6 points by a-user-you-like on April 1, 2023 | hide | past | favorite | 9 comments
We need to add documentation to our new SaaS app, which is a rails app. What documentation tools have you all used in the past for customer facing documentation? Preferably ones that a non-technical user can use.



There's Docusaurus and MkDocs. Docusaurus has a React Frontend, and MkDocs is python-based.

IMO MkDocs Material is very easy to set up and customize. Use Docusaurus if you need a lot of customization. Both of these have built-in search and output static websites.

MkDocs Material is sponsorware, though. If you need the "blog" feature you'll need to cough up $15. Docusaurus is from Meta and is fully free.

https://squidfunk.github.io/mkdocs-material/

https://docusaurus.io/


Hi, you can use the alternative extension for blogs in mkdocs for free [1](https://github.com/liang2kl/mkdocs-blogging-plugin)
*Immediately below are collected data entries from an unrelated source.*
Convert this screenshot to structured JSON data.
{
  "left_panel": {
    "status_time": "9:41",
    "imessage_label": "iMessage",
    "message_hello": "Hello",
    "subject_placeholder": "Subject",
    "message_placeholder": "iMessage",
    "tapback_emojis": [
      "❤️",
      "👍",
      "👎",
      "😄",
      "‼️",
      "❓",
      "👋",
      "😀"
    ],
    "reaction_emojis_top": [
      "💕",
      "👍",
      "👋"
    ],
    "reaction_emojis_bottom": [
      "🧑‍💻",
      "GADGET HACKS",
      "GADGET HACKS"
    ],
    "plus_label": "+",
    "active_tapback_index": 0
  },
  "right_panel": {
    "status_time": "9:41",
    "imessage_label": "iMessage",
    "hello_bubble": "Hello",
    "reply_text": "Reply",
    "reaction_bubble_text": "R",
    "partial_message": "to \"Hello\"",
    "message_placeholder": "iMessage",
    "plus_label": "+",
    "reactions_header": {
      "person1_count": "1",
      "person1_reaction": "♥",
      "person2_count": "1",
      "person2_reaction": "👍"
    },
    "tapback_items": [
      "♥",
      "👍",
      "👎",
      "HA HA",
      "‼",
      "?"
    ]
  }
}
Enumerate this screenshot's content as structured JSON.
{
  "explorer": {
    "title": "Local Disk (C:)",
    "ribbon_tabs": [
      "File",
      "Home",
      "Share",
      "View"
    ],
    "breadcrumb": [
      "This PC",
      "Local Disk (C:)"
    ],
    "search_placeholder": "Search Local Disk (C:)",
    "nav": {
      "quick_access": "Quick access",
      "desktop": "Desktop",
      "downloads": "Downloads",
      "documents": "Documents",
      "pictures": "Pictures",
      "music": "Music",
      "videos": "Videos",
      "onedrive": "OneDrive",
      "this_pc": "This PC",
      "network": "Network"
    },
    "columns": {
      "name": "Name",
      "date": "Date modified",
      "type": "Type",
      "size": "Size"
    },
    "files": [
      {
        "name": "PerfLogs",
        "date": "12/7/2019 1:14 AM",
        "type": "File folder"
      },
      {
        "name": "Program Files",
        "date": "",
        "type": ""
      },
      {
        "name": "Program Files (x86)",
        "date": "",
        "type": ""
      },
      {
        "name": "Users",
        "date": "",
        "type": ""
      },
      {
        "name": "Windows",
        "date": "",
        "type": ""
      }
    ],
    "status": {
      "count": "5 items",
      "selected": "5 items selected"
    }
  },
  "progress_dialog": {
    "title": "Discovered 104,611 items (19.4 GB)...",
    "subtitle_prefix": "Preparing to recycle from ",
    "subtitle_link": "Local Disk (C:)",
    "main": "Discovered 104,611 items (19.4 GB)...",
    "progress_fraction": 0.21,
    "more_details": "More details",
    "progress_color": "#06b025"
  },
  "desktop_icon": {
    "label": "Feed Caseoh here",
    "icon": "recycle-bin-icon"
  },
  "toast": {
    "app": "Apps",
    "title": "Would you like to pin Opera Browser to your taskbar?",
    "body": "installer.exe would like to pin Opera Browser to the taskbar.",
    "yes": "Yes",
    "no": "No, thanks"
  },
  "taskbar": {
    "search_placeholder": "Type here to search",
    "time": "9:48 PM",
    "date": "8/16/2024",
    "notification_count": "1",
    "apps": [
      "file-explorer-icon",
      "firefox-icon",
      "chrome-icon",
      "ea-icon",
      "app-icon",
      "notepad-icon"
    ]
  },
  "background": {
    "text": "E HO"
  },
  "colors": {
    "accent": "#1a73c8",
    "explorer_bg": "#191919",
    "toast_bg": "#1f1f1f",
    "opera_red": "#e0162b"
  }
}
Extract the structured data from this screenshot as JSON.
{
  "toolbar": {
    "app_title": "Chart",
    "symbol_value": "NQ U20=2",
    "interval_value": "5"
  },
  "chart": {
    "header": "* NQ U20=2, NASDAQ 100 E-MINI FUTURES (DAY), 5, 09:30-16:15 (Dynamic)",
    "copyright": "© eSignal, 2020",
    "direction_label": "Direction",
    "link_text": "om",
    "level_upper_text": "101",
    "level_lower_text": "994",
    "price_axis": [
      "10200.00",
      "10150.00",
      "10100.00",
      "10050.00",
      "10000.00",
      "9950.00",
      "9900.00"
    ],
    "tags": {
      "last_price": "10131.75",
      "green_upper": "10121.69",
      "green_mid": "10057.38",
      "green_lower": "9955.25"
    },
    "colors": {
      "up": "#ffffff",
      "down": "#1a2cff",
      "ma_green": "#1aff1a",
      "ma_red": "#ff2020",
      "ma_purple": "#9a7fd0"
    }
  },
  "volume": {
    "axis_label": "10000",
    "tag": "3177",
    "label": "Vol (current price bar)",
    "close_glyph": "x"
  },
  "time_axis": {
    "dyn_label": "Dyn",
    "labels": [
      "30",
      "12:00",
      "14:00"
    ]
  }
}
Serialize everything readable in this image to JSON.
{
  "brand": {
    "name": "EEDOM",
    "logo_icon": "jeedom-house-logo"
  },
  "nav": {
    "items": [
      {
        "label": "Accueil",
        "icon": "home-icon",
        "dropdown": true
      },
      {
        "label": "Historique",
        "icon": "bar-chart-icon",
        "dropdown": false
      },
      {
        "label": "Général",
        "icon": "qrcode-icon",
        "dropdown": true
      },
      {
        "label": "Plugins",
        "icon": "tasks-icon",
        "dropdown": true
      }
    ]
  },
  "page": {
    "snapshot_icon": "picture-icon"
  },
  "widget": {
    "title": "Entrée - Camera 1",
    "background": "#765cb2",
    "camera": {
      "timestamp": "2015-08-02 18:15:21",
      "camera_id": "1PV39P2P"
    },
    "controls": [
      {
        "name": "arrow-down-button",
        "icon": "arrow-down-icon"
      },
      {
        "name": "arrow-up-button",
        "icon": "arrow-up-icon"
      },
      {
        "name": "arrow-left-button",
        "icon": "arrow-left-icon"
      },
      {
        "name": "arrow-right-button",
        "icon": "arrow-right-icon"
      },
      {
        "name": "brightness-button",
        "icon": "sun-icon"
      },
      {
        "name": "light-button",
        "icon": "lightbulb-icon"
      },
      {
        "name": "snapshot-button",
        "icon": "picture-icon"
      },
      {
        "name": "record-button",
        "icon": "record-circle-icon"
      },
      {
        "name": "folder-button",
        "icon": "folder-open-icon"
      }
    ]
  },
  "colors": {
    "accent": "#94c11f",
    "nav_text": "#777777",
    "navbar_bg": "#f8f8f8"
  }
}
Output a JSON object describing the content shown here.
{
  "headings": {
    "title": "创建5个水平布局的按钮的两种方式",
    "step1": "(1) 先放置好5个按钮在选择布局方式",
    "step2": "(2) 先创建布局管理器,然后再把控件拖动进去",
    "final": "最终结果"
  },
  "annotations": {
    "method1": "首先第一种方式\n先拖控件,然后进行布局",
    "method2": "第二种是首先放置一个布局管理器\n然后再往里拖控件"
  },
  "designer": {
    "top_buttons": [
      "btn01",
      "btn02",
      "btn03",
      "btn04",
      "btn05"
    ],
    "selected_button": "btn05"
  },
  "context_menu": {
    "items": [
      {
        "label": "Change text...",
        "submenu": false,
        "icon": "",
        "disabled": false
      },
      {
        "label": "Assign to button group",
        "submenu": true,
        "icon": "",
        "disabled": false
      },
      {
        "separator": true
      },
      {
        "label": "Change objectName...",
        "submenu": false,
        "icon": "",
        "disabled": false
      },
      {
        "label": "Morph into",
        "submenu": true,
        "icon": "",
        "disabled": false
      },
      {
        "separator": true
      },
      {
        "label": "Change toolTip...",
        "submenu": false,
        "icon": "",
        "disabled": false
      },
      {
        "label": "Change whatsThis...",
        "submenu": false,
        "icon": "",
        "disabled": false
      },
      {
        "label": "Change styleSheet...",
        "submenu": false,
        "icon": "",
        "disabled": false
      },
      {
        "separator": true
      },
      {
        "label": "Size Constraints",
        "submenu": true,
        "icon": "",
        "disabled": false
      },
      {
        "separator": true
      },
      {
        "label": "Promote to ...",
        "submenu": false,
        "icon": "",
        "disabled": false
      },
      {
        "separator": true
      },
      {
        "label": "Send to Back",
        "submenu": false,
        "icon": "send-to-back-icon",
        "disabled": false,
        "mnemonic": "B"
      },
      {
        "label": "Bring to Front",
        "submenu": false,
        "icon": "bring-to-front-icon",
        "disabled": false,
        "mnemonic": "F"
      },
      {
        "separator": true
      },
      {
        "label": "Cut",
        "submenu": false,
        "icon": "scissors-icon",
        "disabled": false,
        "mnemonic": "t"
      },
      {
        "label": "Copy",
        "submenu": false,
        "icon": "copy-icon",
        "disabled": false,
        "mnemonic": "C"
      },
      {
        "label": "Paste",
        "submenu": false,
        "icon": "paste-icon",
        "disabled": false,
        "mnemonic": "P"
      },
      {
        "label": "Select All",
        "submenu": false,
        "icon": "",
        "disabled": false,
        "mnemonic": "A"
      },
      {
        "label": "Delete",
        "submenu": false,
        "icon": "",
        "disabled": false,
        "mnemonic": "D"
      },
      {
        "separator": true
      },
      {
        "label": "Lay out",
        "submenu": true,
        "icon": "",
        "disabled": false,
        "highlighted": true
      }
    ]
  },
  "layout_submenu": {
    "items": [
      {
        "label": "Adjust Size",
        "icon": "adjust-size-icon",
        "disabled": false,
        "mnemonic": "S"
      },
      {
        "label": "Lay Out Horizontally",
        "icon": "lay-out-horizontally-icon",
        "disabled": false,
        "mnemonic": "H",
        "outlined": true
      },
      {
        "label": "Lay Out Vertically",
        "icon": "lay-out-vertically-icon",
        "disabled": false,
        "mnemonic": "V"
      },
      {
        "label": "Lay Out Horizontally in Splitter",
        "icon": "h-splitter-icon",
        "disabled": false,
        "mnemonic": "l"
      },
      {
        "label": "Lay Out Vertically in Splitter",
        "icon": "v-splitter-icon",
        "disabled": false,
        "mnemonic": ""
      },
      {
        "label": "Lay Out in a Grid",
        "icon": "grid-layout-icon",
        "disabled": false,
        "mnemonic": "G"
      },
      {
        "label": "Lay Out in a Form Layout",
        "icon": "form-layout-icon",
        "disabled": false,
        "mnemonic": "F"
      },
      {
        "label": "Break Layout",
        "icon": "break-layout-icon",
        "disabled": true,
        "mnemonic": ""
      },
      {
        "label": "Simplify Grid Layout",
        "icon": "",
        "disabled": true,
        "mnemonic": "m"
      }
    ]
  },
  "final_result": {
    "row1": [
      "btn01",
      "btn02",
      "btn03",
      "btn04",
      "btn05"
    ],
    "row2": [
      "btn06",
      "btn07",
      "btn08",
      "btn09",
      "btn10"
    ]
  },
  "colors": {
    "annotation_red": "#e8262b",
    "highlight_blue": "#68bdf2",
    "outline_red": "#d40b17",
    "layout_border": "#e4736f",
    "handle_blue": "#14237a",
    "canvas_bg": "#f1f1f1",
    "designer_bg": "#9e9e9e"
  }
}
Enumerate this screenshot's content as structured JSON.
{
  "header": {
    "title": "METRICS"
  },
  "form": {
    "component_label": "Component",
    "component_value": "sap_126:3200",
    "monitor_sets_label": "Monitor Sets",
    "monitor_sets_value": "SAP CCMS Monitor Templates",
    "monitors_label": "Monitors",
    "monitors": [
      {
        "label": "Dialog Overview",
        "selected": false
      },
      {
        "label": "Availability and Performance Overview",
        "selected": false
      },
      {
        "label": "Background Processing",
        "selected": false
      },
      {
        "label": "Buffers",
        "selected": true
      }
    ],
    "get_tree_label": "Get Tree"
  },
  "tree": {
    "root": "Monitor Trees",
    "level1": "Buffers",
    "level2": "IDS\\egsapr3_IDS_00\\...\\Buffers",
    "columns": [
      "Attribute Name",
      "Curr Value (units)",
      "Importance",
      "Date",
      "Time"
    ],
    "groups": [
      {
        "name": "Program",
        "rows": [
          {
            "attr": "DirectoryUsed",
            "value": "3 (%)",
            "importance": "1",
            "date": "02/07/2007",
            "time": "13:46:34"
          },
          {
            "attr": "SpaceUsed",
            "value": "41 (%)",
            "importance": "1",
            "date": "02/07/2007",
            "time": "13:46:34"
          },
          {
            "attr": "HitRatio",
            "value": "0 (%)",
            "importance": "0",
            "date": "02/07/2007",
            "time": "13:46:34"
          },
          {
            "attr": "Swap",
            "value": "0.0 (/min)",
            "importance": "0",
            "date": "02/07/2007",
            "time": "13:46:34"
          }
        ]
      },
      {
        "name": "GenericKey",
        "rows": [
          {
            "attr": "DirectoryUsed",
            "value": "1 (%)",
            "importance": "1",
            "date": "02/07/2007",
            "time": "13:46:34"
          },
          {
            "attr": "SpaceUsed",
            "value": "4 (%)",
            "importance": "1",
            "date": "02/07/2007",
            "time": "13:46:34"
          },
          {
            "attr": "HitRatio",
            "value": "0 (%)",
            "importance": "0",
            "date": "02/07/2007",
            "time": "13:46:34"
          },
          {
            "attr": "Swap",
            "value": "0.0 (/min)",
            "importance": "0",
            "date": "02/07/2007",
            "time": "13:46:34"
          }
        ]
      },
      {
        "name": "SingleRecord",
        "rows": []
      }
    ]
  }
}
I agree MkDocs is good looking and easy to setup/extend. Some features need payment though like you said. The mobile view is a bit weird UX wise but I am sure there is some config I can adjust to fix it (it has multi level stateful hamburger menu that can leave you lost)


    Zendesk: Zendesk is a customer service platform that includes a knowledge base feature. The knowledge base allows you to create and organize articles, tutorials, and other content to help users find answers to their questions.

    Help Scout: Help Scout is a customer support platform that includes a knowledge base feature. The knowledge base allows you to create and organize articles, tutorials, and other content to help users find answers to their questions.

    DocuSign: DocuSign is a document management platform that includes a document library feature. The document library allows you to upload and organize documents, such as user guides and tutorials, for easy access by customers.

    Confluence: Confluence is a team collaboration platform that includes a knowledge base feature. The knowledge base allows you to create and organize articles, tutorials, and other content to help users find answers to their questions.

    Google Docs: Google Docs is a cloud-based document management platform that includes collaboration features. You can create and share user guides and tutorials with customers, and allow them to comment and ask questions directly within the document.


OK ChatGPT


Thanks this is great!


If you're just getting started with documentation, this is a great resource: https://diataxis.fr

The structure described there helps people avoid creating docs that mix the different use cases we all have for seeking out documentation.


Have a look at bookstack


my preference are nextra and mdbook a5 the moment. for api, it is redoc.